Alibaba and China Telecom on Tuesday unveiled a new data center in Shaoguan, in China’s Guangdong province, that runs on Alibaba’s in-house Zhenwu AI semiconductors. The facility’s initial computing cluster uses 10,000 Zhenwu chips crafted for both AI model training and inferencing, and the partners indicated the installation can handle AI models containing hundreds of billions of parameters.
According to the announcement, the site is designed with growth in mind - the computing footprint is expected to scale up to 100,000 Zhenwu chips. China Telecom and Alibaba highlighted that the cluster’s computing power will be available to multiple industry use cases, explicitly citing sectors such as healthcare and advanced materials as potential beneficiaries.
Alibaba develops its processor technology through its T-head unit. The company, headquartered in Hangzhou, is also among China’s major cloud computing providers. Its cloud division markets AI models, and that business has been identified by the company as one of its faster-growing segments in recent reporting.

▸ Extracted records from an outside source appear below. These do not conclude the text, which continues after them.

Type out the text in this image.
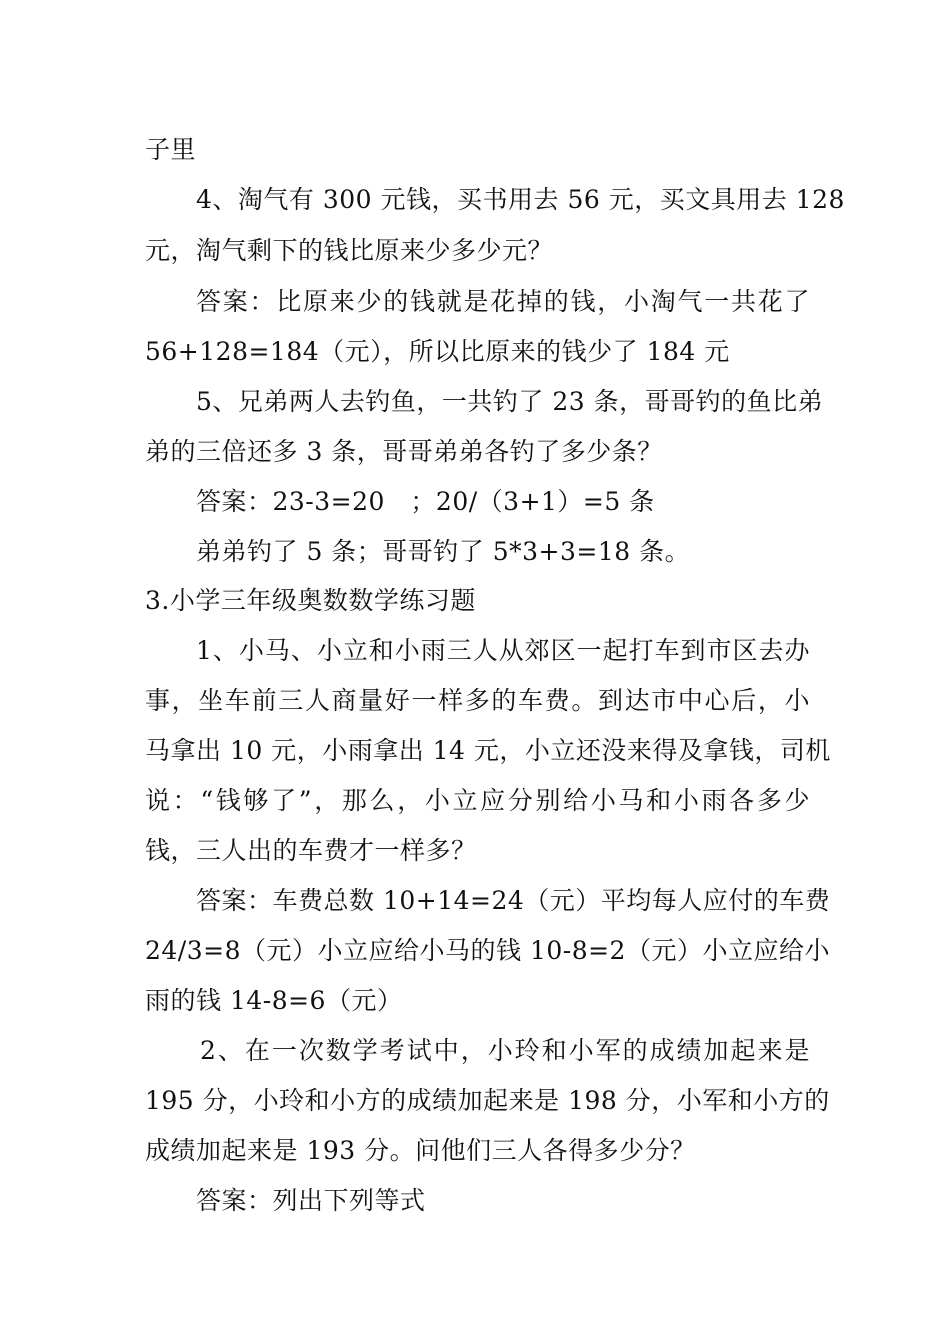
子里
4、淘气有 300 元钱，买书用去 56 元，买文具用去 128
元，淘气剩下的钱比原来少多少元？
答案：比原来少的钱就是花掉的钱，小淘气一共花了
56+128=184（元），所以比原来的钱少了 184 元
5、兄弟两人去钓鱼，一共钓了 23 条，哥哥钓的鱼比弟
弟的三倍还多 3 条，哥哥弟弟各钓了多少条？
答案：23-3=20　；20/（3+1）=5 条
弟弟钓了 5 条；哥哥钓了 5*3+3=18 条。
3.小学三年级奥数数学练习题
1、小马、小立和小雨三人从郊区一起打车到市区去办
事，坐车前三人商量好一样多的车费。到达市中心后，小
马拿出 10 元，小雨拿出 14 元，小立还没来得及拿钱，司机
说：“钱够了”，那么，小立应分别给小马和小雨各多少
钱，三人出的车费才一样多？
答案：车费总数 10+14=24（元）平均每人应付的车费
24/3=8（元）小立应给小马的钱 10-8=2（元）小立应给小
雨的钱 14-8=6（元）
2、在一次数学考试中，小玲和小军的成绩加起来是
195 分，小玲和小方的成绩加起来是 198 分，小军和小方的
成绩加起来是 193 分。问他们三人各得多少分？
答案：列出下列等式
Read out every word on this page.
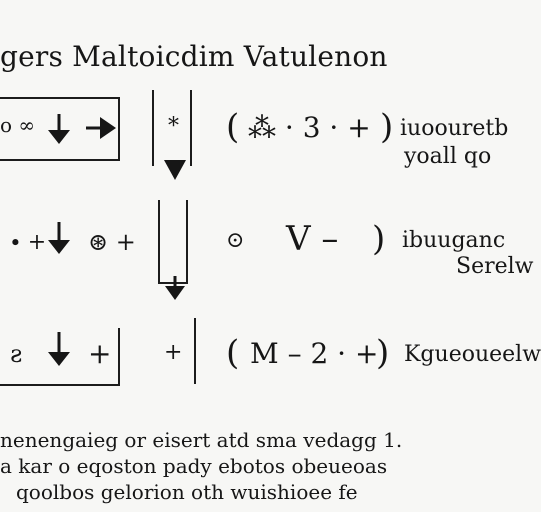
gers Maltoicdim Vatulenon
o ∞	* ( ⁂ · 3 · + ) iuoouretb
yoall qo
∙ + ⊛ +	⊙ V – ) ibuuganc
Serelw
ꙅ + + ( M – 2 · +
) Kgueoueelw
nenengaieg or eisert atd sma vedagg 1.
a kar o eqoston pady ebotos obeueoas
qoolbos gelorion oth wuishioee fe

The Shaoguan deployment comes as Chinese companies accelerate development of domestically produced semiconductor options. The announcement noted this shift in context of restrictions from the United States that have limited China’s access to certain semiconductor technologies, including AI chips supplied by some foreign vendors.
Industry observers will note this launch follows other recent domestic deployments: last month, a computing cluster built with Huawei’s Ascend 910C AI chips was brought online in China. Both developments underscore continuing investment by Chinese technology firms and carriers in homegrown AI hardware.
For now, the Shaoguan facility’s public description focuses on its technical capacity, the planned scale-up path, and the range of commercial applications the computing cluster is intended to support. Details beyond those points were not provided in the announcement.